As a heavyweight member in the China semiconductor industry, Tsinghua Unigroup has set ambitious goals of scoring US$100 billion in annual revenues, taking the largest share of the global market for smartphone chipsets, and ranking among the world's top chip design enterprises in five years.

Unigroup is building a science park in Xiamen, a booming IT hub in the southeast coast of China, in collaboration with the Xiamen city government, seeking to develop a new-generation IC industry base there to house more affiliates and quality partners of the group.
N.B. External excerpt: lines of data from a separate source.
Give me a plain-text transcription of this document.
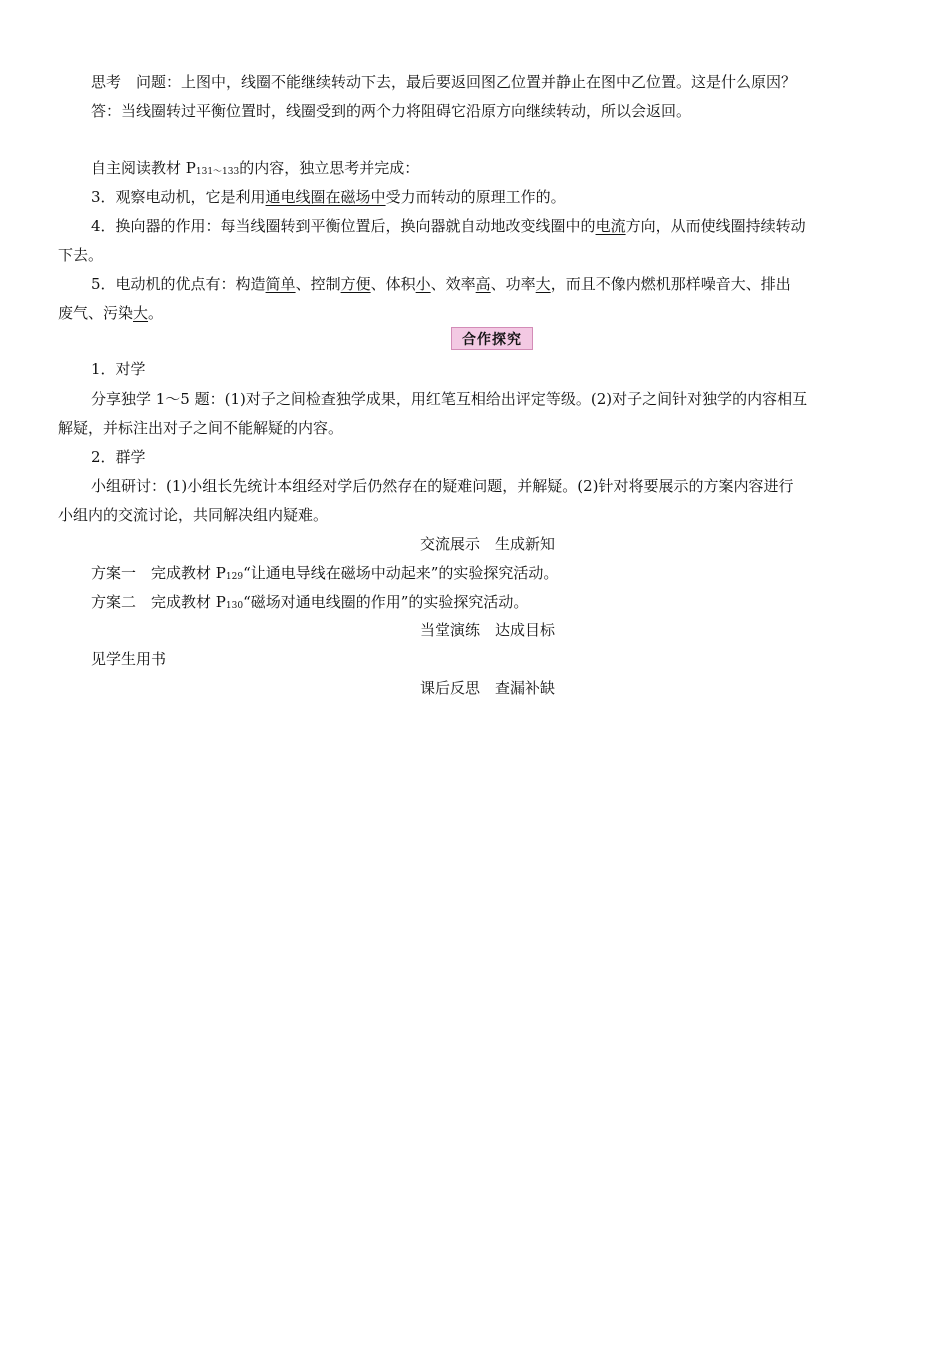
思考　 问题：上图中，线圈不能继续转动下去，最后要返回图乙位置并静止在图中乙位置。这是什么原因？
答：当线圈转过平衡位置时，线圈受到的两个力将阻碍它沿原方向继续转动，所以会返回。
自主阅读教材 P131～133的内容，独立思考并完成：
3．观察电动机，它是利用通电线圈在磁场中受力而转动的原理工作的。
4．换向器的作用：每当线圈转到平衡位置后，换向器就自动地改变线圈中的电流方向，从而使线圈持续转动
下去。
5．电动机的优点有：构造简单、控制方便、体积小、效率高、功率大，而且不像内燃机那样噪音大、排出
废气、污染大。
合作探究
1．对学
分享独学 1～5 题：(1)对子之间检查独学成果，用红笔互相给出评定等级。(2)对子之间针对独学的内容相互
解疑，并标注出对子之间不能解疑的内容。
2．群学
小组研讨：(1)小组长先统计本组经对学后仍然存在的疑难问题，并解疑。(2)针对将要展示的方案内容进行
小组内的交流讨论，共同解决组内疑难。
交流展示　生成新知
方案一　 完成教材 P129“让通电导线在磁场中动起来”的实验探究活动。
方案二　 完成教材 P130“磁场对通电线圈的作用”的实验探究活动。
当堂演练　达成目标
见学生用书
课后反思　查漏补缺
The group's chipmaking arm, Unisoc, is seeking to tap into the midrange and high-tier mobile chipset markets through a two-pronged strategy of in-house innovation and international cooperation, according to Qiu Xiaoxin, chief technology officer at Unisoc, an entity formed by merging Spreadtrum Communications & RDA Microelectronics.

Must-do job

Qiu said 5G+ AI will dominate the era following PC, Internet and mobile Internet eras, and it is a must-do job for Unisoc to develop 5G chips. She added that Spreadtrum Communications in 2014 kicked off deployments in 5G chip development and Unisoc is now stepping up 5G chip market deployments.

Unisoc will start trial commercial run for its 5G chips in 2019, scale commercial application in 2020 and large-scale application in 2021, and will move to cooperate with major system vendors in accordance with the timetables, Qiu revealed.

Qiu continued that her company is developing its first Android-based high-end 5G smartphone solution integrating its own solid experience in chipset design with Intel's strong technical expertise in modems.

So far, Unisoc has completed 5G interoperability and development testing (IODT) at Huawei's prototype cell sites in compliance with the latest 3GPP Release 15 Standard, and plans to commercialize eight-core 5G chips in 2019 that can fully support both NSA (non-standalone) and SA communication networks for 5G smartphones.

At the 2018 China IC Summit held in late September, Unisco announced the launch of two new product brands: Unisoc Tiger for mobile communication chips and Unisoc Ivy for pan-connection IoT chips. Qiu said the launch has shown that her company has extended its portfolio to midrange and high-tier chipsets.

Midrange and high-end mobile chips

Qiu disclosed that for mid-tier and high-end mobile communication chipsets, Unisoc has developed four-core SC9850 chip and eight-core SC9863 chip. The former is China's first commercialized midrange smartphone CPU chip developed in-house, and the latter is the company's first AI-based smartphone chipset with NPU (neural processing unit) and stronger CPU performance.

Unisoc now adopts 14nm and 16nm processes for mass production of its chipsets, and will start volume production of 12nm chips in 2019 and focus on 7nm production of 5G chips in 2020, according to Qiu.

Qiu also noted that Unisoc now has over 4,400 employees, with 90% of them being R&D engineers. The company operates 14 technology R&D centers and eight customer support centers around the world.

Over the past 10 years, global chipset markets have been dominated by chipmakers in the US, Japan and Europe, but Qiu believes that China will join the US to enjoy continuous expansion in global market shares in the next 10 years as China-developed chip products are beginning to win patronage from domestic clients.

China's semiconductor industry is estimated to rake in revenues of CNY257.69 billion (US$36.88 billion) in 2018, up 32.32% from CNY194.59 billion in 2017. The sharp revenue growth is expected to effectively spur in-house development of more chip solutions in China despite the country's still high reliance on chip imports, according to Qiu.